It was a vintage Rob Ford who appeared at a City Hall press conference on Tuesday to answer allegations that he was asked to leave a military ball last month because organizers were concerned he was impaired.
He called the story in the Toronto Star an outright lie. He called the Star "pathological liars." He said he would go "head to head with the Toronto Star any time." He even challenged the Star to take him to court over the allegations, an odd suggestion given that it is usually the subject of a damaging allegation who sues the paper, not the other way around.
Fierce defiance is always the way when Mr. Ford meets with some allegation of misbehaviour. Fierce defiance and a dash of conspiracy theory. After Tuesday's allegations, the mayor's brother, Doug, said the Star "is part of the same little group that's going after Rob."
In the mayor's way of seeing things, he is constantly beset by a cabal of hostile journalists and left-wing politicians who can't get over the fact that a suburban conservative like him took the mayor's chair in 2010.
Like any populist, he believes he has an almost mystical bond with the common people. "Let's just wait till the election is and then we'll see what happens," he said Tuesday.
He simply doesn't accept that the city's integrity commissioner or the Star or anyone in that "little group" has the right to scrutinize his actions. If they do, they must be out to get him. He is most comfortable with talk-radio guys who share his world view. His heroes, like Don Cherry and George Chuvalo, are rough-cut brawlers who sing his praises as he sings theirs.
One of the saddest parts of Tuesday's circus was the sight of the 75-year-old Mr. Chuvalo looking out at the crowd of media at City Hall, where he had come to accept the key to the city from an adoring Mr. Ford. He said he hadn't expected such a reception. The media, of course, had come to get Mr. Ford's reaction to the Star story. Mr. Chuvalo was the undercard. A different mayor would have met separately with the media to answer their questions and left the boxer out of the whole messy business. Instead, he berated reporters for upstaging the Chuvalo event: "It's about George Chuvalo today, guys. Have some respect."
This, of course, is the second allegation of mayoral misbehaviour in the past few weeks. Former candidate for mayor Sarah Thomson said that an "out of it" Mr. Ford groped her at another public event. He denies it as fiercely as he denies the Star story and other stories in the past.
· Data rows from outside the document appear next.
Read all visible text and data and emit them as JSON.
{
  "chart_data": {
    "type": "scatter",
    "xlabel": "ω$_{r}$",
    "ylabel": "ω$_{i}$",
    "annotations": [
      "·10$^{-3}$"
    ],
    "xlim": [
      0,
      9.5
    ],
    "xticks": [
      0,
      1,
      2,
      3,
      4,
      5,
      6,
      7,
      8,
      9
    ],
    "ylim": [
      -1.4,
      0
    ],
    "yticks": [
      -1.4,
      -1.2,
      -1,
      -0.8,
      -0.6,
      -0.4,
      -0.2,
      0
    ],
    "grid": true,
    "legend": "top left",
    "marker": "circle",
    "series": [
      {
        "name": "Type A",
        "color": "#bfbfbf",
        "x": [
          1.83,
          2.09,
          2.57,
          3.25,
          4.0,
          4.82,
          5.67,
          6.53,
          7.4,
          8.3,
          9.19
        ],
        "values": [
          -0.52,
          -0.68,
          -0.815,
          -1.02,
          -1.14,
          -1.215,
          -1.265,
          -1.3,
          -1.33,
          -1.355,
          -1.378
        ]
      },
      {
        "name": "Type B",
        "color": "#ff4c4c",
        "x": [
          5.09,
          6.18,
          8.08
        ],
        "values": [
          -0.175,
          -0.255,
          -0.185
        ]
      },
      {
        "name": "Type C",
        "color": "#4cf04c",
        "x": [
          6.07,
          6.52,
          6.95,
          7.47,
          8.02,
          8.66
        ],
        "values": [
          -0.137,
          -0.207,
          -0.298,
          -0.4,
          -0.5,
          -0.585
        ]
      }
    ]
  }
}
In 2006, Mr. Ford denied it when a couple who sat near to him at an Air Canada Centre hockey game said he verbally abused them. "I wasn't even at the game, so someone's trying to do a real hatchet job on me, let me tell you," he told the Star at the time. He later reversed himself and admitted the incident, saying he had too much to drink.
He denied it when the Toronto Sun found out he had been busted in Florida in 1999 with a joint in his pocket, too. "I'm dead serious. When I say no, I mean never. No question, Now I'm getting offended. No means no," he told the Sun. Then, when confronted with evidence, he admitted to it, saying the incident "completely, totally slipped my mind."
Of course, that the mayor's denials have proved false in the past doesn't mean they are false this time. We have conflicting stories here and it's impossible to be sure what really happened. Some guests at the military ball say Mr. Ford seemed fine and some city councillors insist they have never seen Mr. Ford take a drink or appear drunk in public. But the only named source in the Star piece, Scarborough Councillor Paul Ainslie, was sticking to his story, insisting the mayor had been asked to leave the ball.
In the absence of proof either way, we are left – as we seem to be all too often in the Rob Ford era – with the mayor of Toronto under siege.